Plug that into the Templars and you have this sort of incredible concoction of myth and magic and sex and scandal and holy mystery that has proved understandably irresistible to screenwriters and novelists, to the people who were producing entertainment from the early 13th century.

The entertainment industry’s love of the Templar story is not a 20th or 21st century phenomenon. Indeed, it is as much a part of the history of the Templars as the order’s actual history. 

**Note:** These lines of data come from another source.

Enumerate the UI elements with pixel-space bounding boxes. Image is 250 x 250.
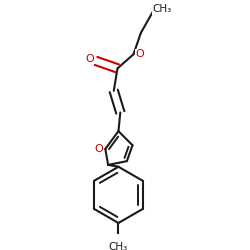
Text: CH₃: CH₃	[153, 4, 172, 14]
Text: O: O	[94, 144, 103, 154]
Text: CH₃: CH₃	[109, 242, 128, 250]
Text: O: O	[85, 54, 94, 64]
Text: O: O	[136, 49, 144, 59]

A medieval lesson in branding

The Templars’ branding was phenomenal, even in their day. We like to think that us 21st century kids invented branding. But the Templars had it down pat in the 1130s and 1140s. For the knights, a white uniform; for the sergeants, a black uniform, all emblazoned with the red cross which stood for the Templars’ willingness to shed blood in the name of Christ or for the blood that Christ had shed.

And their name too, which was so evocative of Christianity’s central mysteries, was a very potent, sexy idea. And when you look at the Templars over the years, they made many enemies. But only one of them really understood where the Templars were vulnerable. 

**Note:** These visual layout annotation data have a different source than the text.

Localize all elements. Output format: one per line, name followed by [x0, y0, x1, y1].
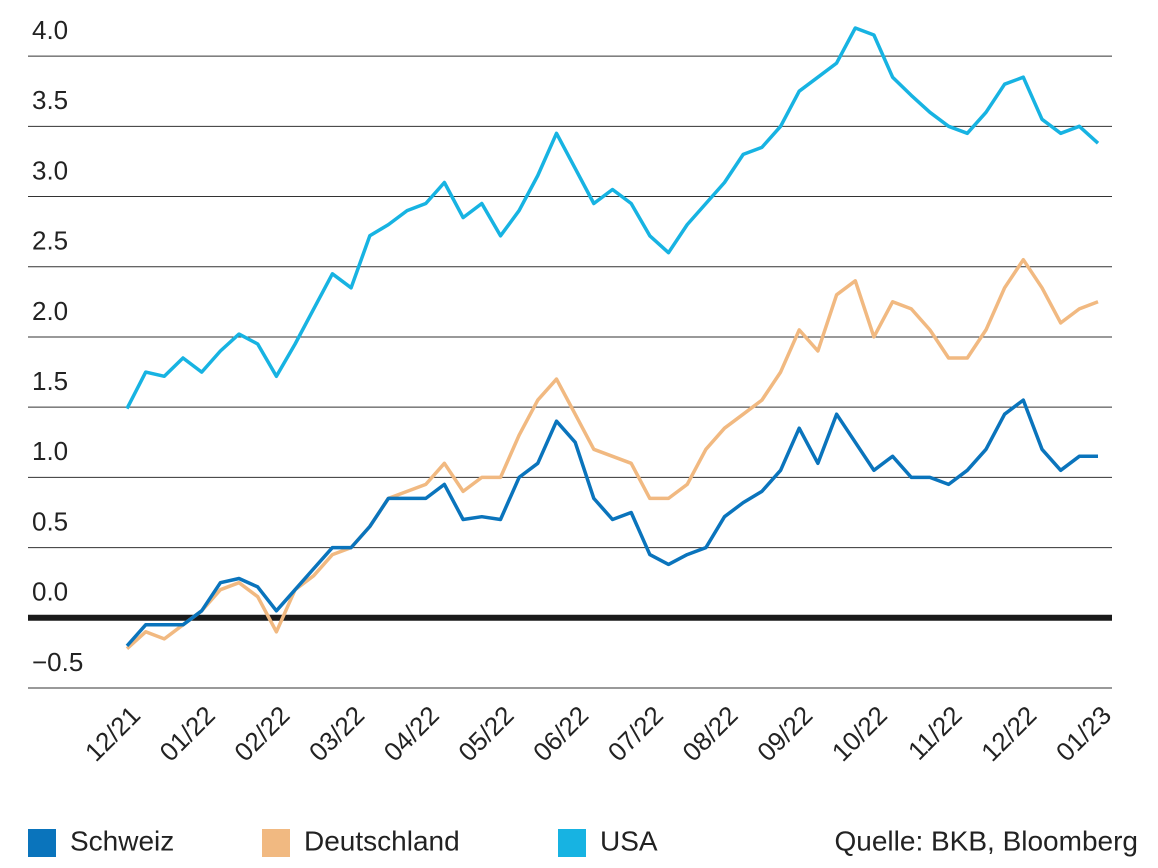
y-tick-label: 2.0 [32, 296, 68, 326]
x-tick-label: 06/22 [527, 700, 594, 767]
legend-swatch [28, 829, 56, 857]
x-tick-label: 11/22 [902, 700, 968, 766]
x-tick-label: 03/22 [303, 700, 370, 767]
x-tick-label: 08/22 [676, 700, 743, 767]
y-tick-label: −0.5 [32, 647, 83, 677]
source: Quelle: BKB, Bloomberg [835, 825, 1139, 856]
line-series [125, 398, 1098, 648]
x-tick-label: 07/22 [602, 700, 669, 767]
legend-swatch [558, 829, 586, 857]
y-tick-label: 1.0 [32, 436, 68, 466]
x-tick-label: 12/22 [975, 700, 1042, 767]
line-series [125, 257, 1099, 650]
y-tick-label: 0.5 [32, 506, 68, 536]
y-tick-label: 1.5 [32, 366, 68, 396]
legend-label: Schweiz [70, 825, 174, 856]
y-tick-label: 2.5 [32, 226, 68, 256]
x-tick-label: 10/22 [826, 700, 893, 767]
legend-swatch [262, 829, 290, 857]
y-tick-label: 3.5 [32, 85, 68, 115]
legend-label: USA [600, 825, 658, 856]
x-tick-label: 01/22 [154, 700, 221, 767]
x-tick-label: 02/22 [228, 700, 295, 767]
line-series [125, 26, 1100, 410]
x-tick-label: 12/21 [79, 700, 146, 767]
x-tick-label: 04/22 [378, 700, 445, 767]
x-tick-label: 01/23 [1050, 700, 1117, 767]
x-tick-label: 09/22 [751, 700, 818, 767]
legend-label: Deutschland [304, 825, 460, 856]
y-tick-label: 0.0 [32, 577, 68, 607]
y-tick-label: 4.0 [32, 15, 68, 45]
x-tick-label: 05/22 [452, 700, 519, 767]
y-tick-label: 3.0 [32, 155, 68, 185]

A painting depicting the Battle of Hattin in 1187.

If you take the great Sultan Saladin, for example, he thought that the way to get rid of the Templars was to kill them. After the Battle of Hattin in 1187, after which Jerusalem fell back into Muslim hands, Saladin paid a big fat fee to have every Templar who his men had been able to capture brought to him and lined up.

Two hundred Templars and Hospitallers were lined up in front of Saladin and he allowed his religious entourage to volunteer to behead them one by one. These were guys who were not headsmen, not executioners, and so it was a bloody scene. 

The entertainment industry’s love of the Templar story is not a 20th or 21st century phenomenon

He thought that this was the way to get at the Templars – to kill their members. But he was wrong because within 10 years the Templars had bounced back. 

The person who understood how to damage the Templars was Philip IV of France because he understood that the order was a brand. It represented certain values. And so Philip attacked the Templars’ chastity, their probity, their religiosity, all of which made up the core of why people donated to the order and why people joined it.

He came up with this list of accusations that essentially said, “Yeah you’ve taken vows of poverty, chastity and obedience but you haven’t been obedient to the church. You’ve been rolling around in this filthy money of yours and you’ve been shagging each other”. So he went hard at the Templars’ central values and that was were they were weak.